Israeli courts have ruled against Israeli banks in two cases concerning cryptocurrency this week.
A lawsuit was initiated yesterday against Union Bank, the sixth largest bank in Israel, by a Bitcoin mining company called Israminers.
Reportedly, the bank unilaterally decided to block the firm’s account from receiving money from a Bitcoin exchange called BIT2C, and even returned money already received from this exchange. It also blocked Israminers from purchasing mining hardware and told the company that it had 30 days to close its account.
Israminers had been a customer of the bank for three months before this happened.
One of the founders of Israminers is a lawyer called Guy Penn, of law firm Penn & Co. He filed an injunction against the bank at a Tel Aviv court and a request to temporarily halt the account restrictions, as well as a complaint against the bank supervisor.
Penn shared the details of the case in a post on Facebook. He said that a temporary order has now been granted and the company’s account is functioning as usual. He wrote (translated): “In my humble opinion, we cannot fold [when standing] against the Israeli banking system!!!!”
He told Bitcoin.com: “Banks in Israel are currently refusing services to companies that operate in the crypto field, without even checking or understanding their business activity. The banks’ overwhelming refusal leaves us with no choice but to take our case to the courts of law, otherwise the entire Israeli crypto field will have to relocate its business model abroad.”
In the first case, Shalom and Lior Simon (father and son) succesfully gained a temporary injunction against Bank Hapoalim, Israel’s largest bank, because on the 14th of March the bank refused to accept a transfer of 195,488 USD to their account.

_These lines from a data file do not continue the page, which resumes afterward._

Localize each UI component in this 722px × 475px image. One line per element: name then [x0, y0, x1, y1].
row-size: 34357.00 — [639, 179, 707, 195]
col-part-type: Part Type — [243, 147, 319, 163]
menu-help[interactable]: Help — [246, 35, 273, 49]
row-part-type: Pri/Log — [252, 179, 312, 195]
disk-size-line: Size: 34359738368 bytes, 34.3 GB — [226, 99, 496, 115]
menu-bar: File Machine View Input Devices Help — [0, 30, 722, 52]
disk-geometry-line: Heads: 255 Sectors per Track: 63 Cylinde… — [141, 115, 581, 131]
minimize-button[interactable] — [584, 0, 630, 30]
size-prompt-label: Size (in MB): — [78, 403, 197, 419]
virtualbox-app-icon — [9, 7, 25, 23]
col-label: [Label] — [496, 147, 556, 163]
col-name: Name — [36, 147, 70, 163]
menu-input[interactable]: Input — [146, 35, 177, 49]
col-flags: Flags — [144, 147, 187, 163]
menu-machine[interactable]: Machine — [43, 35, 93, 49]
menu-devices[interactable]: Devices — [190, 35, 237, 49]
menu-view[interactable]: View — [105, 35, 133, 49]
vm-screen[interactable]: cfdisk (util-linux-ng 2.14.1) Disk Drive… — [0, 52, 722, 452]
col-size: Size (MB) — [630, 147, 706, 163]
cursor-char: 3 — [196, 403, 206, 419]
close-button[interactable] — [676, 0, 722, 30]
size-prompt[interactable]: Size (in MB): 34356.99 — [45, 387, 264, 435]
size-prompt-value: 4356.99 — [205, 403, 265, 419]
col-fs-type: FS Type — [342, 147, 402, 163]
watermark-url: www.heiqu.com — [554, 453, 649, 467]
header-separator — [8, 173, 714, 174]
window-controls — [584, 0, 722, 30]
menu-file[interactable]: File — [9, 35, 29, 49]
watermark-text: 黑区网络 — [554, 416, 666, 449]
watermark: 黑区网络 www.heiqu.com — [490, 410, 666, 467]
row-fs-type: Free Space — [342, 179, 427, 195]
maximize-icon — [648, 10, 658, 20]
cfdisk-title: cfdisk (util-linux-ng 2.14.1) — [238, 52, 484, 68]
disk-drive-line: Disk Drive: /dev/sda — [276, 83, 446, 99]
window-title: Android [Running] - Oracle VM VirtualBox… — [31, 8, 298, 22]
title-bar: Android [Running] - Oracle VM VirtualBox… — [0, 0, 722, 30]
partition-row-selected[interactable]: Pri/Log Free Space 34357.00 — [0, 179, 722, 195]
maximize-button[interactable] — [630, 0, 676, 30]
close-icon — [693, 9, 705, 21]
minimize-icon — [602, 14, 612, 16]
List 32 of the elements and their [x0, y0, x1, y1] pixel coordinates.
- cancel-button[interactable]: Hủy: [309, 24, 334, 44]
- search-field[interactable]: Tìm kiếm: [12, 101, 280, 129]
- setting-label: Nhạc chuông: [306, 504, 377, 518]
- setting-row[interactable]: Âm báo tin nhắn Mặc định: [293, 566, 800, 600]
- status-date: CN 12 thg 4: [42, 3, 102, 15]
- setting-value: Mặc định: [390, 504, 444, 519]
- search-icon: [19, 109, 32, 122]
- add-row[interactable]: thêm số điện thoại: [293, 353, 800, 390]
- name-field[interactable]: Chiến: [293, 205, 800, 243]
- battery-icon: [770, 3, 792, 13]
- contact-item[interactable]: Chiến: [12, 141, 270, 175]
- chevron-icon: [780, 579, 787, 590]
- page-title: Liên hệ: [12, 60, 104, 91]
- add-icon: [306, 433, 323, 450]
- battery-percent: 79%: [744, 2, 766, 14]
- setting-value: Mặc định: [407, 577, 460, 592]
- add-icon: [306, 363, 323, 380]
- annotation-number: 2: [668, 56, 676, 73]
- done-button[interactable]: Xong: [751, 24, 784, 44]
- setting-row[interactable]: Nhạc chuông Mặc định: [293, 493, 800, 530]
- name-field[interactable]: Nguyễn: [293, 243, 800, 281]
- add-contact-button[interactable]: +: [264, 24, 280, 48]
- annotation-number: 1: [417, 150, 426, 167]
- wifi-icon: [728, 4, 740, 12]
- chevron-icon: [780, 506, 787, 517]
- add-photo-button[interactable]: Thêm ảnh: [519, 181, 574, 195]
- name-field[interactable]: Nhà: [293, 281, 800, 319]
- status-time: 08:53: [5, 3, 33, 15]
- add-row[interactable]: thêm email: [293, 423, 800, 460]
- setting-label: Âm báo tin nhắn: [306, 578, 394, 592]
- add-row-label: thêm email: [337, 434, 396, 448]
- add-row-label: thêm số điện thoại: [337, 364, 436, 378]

The plaintiffs made the money by selling bitcoins. Despite the fact that they reported the receipt to the tax authority, and that they had extensive documentation tracking the passage of their money, the bank refused to accept it citing the risk of money laundering/terror financing which some believe to be inherent to cryptocurrency.
Israeli law states that banks have an obligation to provide banking services unless they have a reasonable reason to refuse to do so.
The Simons brought the case to a Tel Aviv court. Judge Limor Bibi ruled that the Bank’s fear of money laundering was baseless in the context of this case, because they money came from a single transaction which was fully documented.
The bank was ordered to accept the money. Interestingly, a gag order was requested by the bank and denied.
Yair Mesalem of Doron, Tikotzky, Kantor, Gutman & Amit Gross Law Office, which handled the case for the plaintiffs, said to Finance Magnates that such actions by Israeli banks are motivated by their realisation that the development of a peer to peer economy will hurt their business model.
Advs Eli Doron, Assaf Gershgoren and Amit Moshe Cohen wrote in the law firm’s blog: “This is an important precedent that obliges the banking system as a whole to reconsider its policy regarding funds originating in virtual currency transactions, while conducting a real and relevant examination of each ad hoc transaction, rather than automatically revoking each transaction without examining it on its merits.”
The courts are acting on the precedent set by a court case involving Bank Leumi and a company called Bits of Gold. In February of this year the Israeli Supreme Court ruled that the bank could not refuse the cryptocurrency exchange service on the basis of its inability to check for illegal activity. It issued a temporary order prohibiting the action.
The bank had blocked the accounts of cryptocurrency exchanges from receiving money and claimed that the decision was in line with the Bank of Israel – in fact, it had been going by guidelines written for gambling websites.
This set a precedent for temporary injunctions in cases of discrimination against companies, but not individuals. Today’s news regarding Bank Hapoalim takes the precedent one step further.